Moi, Capitaine (Io, Capitano)
Eliott Jouan, secrétaire général de Voies du monde et étudiant à Sciences Po Paris, nous partage tout au long de cet article une analyse personnalisée du film Io Capitano. Ce film aborde une thématique controversée, celle de l'immigration, sous un prisme inédit.
Io, Capitano est un film Italien réalisé par Matteo Garrone sorti au cinéma en France en janvier 2024. Il raconte le dangereux périple de deux jeunes Sénégalais, Seydou et Moussa, qui décident de quitter leur pays natal pour rejoindre l’Italie en espérant y construire un meilleur futur. Le film est déjà un succès auprès de la critique puisqu’il a reçu deux prix dont le lion d’argent du meilleur réalisateur et le prix Marcello Mastroianni du meilleur espoir pour Seydou Sarr (interprète de Seydou). Il fut aussi nominé aux Golden Globes 2024 dans la catégorie « meilleur film en langue étrangère ».
Io, Capitano fait parti d’un groupe de films particuliers qu’on pourrait qualifiés « d’engagés ». En abordant le sujet des migrations d’une certaine manière, Matteo Garrone choisi de réhumaniser la question migratoire, sujet houleux et théâtre de toutes les dérives. Concrètement, ce film permet aux spectateurs de se mettre à la place de Seydou et de Moussa dans leur traversée du Sahara, de la Libye et de la Méditerranée.
Inspiré d’une histoire vraie, celle de Fofana Amara, jeune Guinéen de 15 ans au moment de la traversée, ce film ne cherche pas à exagérer ou à minimiser les dangers auxquels font face les personnes qui empruntent ces routes. Au contraire, il cherche à montrer la réalité des menaces diverses : climat aride du Sahara, torture et esclavage en Libye, indifférence des autorités européennes …
En outre, Matteo Garrone fait un choix audacieux en parlant de l’immigration « choisie », motivée par des raisons économiques et non politiques. La culture engagée s’est récemment intéressée à la question migratoire. C’est par exemple le cas du film Nous Trois ou Rien du réalisateur franco-iranien Kheiron, qui raconte l’exil de militants prodémocratie après la désillusion de la révolution Iranienne de 1979. En littérature aussi avec le roman L'Eldorado (2006) de Laurent Gaudé. On y suit un garde côte Italien dont la tâche est de lutter contre les passeurs et de faire face à la détresse des migrants qui ont risqués leurs vies pour traverser la méditerranée.

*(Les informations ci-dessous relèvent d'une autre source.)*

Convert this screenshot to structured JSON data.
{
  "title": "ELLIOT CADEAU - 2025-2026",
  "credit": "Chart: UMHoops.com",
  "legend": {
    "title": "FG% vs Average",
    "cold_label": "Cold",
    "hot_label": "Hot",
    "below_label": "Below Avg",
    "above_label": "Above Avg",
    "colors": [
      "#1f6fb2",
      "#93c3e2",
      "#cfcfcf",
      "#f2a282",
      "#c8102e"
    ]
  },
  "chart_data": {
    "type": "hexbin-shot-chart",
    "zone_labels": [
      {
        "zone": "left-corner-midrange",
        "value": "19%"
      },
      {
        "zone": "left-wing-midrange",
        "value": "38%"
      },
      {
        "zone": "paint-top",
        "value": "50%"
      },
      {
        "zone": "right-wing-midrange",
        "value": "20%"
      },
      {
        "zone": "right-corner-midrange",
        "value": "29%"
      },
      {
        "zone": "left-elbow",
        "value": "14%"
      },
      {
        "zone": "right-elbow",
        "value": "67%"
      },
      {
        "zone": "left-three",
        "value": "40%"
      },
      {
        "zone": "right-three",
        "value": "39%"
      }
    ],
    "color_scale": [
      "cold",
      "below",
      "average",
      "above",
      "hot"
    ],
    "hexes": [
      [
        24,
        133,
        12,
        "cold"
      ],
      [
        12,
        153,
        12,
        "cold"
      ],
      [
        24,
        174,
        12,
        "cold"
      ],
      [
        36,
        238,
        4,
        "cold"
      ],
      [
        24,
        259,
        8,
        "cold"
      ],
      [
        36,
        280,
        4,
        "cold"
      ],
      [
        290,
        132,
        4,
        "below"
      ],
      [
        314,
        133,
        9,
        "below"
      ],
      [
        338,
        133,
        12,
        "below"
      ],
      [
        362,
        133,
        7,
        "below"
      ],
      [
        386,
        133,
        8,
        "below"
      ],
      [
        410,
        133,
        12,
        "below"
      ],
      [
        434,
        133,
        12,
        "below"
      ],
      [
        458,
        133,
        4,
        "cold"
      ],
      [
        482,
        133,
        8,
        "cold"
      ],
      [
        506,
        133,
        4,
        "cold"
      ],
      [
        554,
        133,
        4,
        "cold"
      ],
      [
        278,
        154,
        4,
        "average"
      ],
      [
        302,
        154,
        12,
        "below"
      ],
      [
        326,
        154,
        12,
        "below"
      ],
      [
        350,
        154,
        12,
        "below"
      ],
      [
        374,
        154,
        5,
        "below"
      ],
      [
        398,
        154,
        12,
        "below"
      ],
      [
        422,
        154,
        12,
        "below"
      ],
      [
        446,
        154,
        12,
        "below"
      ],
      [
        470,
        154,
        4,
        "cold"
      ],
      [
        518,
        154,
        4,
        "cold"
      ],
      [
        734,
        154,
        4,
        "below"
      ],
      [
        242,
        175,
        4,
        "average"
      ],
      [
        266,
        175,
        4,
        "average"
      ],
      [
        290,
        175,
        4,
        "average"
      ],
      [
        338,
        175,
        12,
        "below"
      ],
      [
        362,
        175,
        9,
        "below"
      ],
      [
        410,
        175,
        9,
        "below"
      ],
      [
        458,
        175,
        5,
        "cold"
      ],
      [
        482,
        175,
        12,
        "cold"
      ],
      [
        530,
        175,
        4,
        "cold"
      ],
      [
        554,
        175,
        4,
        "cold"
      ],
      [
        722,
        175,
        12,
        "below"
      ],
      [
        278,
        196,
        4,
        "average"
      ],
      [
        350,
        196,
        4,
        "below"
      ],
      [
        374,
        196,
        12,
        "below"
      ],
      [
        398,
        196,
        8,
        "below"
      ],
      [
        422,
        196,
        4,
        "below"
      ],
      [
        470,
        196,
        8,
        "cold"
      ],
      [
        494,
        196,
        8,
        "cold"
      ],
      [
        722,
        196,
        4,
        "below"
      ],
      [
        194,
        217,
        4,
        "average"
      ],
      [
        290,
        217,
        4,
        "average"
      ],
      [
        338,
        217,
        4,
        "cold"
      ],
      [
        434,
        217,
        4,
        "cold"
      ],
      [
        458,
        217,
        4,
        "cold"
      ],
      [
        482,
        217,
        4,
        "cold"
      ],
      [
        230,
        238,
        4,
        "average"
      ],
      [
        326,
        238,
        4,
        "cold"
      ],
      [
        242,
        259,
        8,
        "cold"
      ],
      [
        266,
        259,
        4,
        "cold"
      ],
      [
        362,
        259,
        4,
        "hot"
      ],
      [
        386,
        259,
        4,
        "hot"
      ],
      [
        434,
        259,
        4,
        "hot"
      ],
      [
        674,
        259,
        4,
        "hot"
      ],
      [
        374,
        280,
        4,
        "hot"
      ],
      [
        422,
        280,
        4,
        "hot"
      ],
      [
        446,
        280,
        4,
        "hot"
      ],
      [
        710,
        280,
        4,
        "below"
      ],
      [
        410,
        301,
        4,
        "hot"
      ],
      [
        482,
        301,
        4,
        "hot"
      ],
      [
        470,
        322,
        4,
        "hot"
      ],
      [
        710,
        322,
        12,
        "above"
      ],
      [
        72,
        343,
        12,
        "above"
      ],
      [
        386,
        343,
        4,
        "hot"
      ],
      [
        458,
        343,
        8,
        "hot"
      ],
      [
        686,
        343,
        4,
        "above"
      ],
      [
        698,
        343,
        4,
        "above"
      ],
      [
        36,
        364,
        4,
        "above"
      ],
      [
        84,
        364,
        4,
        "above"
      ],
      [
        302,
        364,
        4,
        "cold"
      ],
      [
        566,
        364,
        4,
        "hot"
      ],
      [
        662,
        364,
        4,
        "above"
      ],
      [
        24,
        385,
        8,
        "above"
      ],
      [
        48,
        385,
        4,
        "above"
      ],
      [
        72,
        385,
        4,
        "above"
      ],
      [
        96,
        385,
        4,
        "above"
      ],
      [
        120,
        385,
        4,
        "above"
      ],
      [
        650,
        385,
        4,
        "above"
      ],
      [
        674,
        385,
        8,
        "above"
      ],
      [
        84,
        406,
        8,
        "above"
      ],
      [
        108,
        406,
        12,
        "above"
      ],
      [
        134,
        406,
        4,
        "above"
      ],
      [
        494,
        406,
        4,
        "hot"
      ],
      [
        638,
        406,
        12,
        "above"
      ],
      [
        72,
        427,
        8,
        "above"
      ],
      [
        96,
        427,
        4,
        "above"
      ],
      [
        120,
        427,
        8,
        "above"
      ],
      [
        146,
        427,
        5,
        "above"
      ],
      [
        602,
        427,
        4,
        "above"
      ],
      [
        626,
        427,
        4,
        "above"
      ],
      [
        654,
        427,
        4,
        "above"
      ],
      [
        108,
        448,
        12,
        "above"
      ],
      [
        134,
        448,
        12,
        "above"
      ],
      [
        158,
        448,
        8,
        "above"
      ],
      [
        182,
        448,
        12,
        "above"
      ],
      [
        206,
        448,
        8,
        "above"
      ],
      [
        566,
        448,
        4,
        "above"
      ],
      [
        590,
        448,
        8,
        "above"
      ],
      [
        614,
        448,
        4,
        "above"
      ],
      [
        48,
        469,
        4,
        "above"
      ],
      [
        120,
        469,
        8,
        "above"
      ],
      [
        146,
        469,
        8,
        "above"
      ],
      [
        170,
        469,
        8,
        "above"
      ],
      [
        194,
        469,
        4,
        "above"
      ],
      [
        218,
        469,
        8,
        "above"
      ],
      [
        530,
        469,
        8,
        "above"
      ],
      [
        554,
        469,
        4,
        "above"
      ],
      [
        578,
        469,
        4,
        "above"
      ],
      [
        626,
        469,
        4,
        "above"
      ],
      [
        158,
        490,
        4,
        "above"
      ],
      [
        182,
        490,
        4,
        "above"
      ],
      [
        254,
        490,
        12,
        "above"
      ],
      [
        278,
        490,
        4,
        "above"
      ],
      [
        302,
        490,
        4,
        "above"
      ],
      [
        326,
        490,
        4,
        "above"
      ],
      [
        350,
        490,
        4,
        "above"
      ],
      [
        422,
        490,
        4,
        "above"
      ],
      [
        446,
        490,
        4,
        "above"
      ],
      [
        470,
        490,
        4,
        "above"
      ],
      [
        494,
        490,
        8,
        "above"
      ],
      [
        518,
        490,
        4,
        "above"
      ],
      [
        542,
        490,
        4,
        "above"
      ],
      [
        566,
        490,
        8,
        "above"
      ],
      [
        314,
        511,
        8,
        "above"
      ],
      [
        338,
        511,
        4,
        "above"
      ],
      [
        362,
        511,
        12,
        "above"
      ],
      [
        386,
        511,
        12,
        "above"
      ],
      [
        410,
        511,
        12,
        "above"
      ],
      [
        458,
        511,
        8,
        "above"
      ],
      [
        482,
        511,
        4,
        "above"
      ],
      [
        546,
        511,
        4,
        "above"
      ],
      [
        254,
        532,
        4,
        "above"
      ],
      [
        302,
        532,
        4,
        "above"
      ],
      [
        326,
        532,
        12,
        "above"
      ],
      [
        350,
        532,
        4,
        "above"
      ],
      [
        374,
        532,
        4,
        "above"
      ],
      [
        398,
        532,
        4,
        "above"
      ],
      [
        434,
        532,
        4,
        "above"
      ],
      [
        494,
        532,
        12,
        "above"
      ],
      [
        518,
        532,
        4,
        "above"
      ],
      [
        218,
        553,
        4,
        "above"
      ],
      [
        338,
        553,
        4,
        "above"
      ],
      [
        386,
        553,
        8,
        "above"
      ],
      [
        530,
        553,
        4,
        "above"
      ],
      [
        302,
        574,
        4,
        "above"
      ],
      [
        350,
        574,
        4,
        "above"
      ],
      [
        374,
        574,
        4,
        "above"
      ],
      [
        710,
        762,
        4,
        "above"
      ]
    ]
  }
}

Avec Io, Capitano, Matteo Garrone insiste sur l’idéal que représente l’Europe occidentale, riche et démocratique, pour une partie des Africains. Une posture adoptée par les Etats Européens eux-mêmes comme marqueur d’une identité politique et philosophique propre mais qui, à bien des égards, est trompeuse. Matteo Garrone est un producteur Italien, pays marqué par une crise migratoire et une incapacité d’organiser un accueil décent. Au fond, ce film montre le fossé qui existe entre l’image idéalisée d’une Europe ouverte et protectrice contre la réalité d’une Europe en mutation qui tend à se renfermer sur elle-même. Une source de réflexion pour quiconque sort de cette séance de cinéma, qui rappelle que ces évolutions ont des conséquences bien au-delà de chez nous. L’autre coup de force de ce film est sa capacité à mettre des visages sur les plus de 22 600 personnes mortes dans la méditerranée depuis 2014 et de faire comprendre que ces personnes risquent leurs vies de nombreuses façons au cours de ce périple.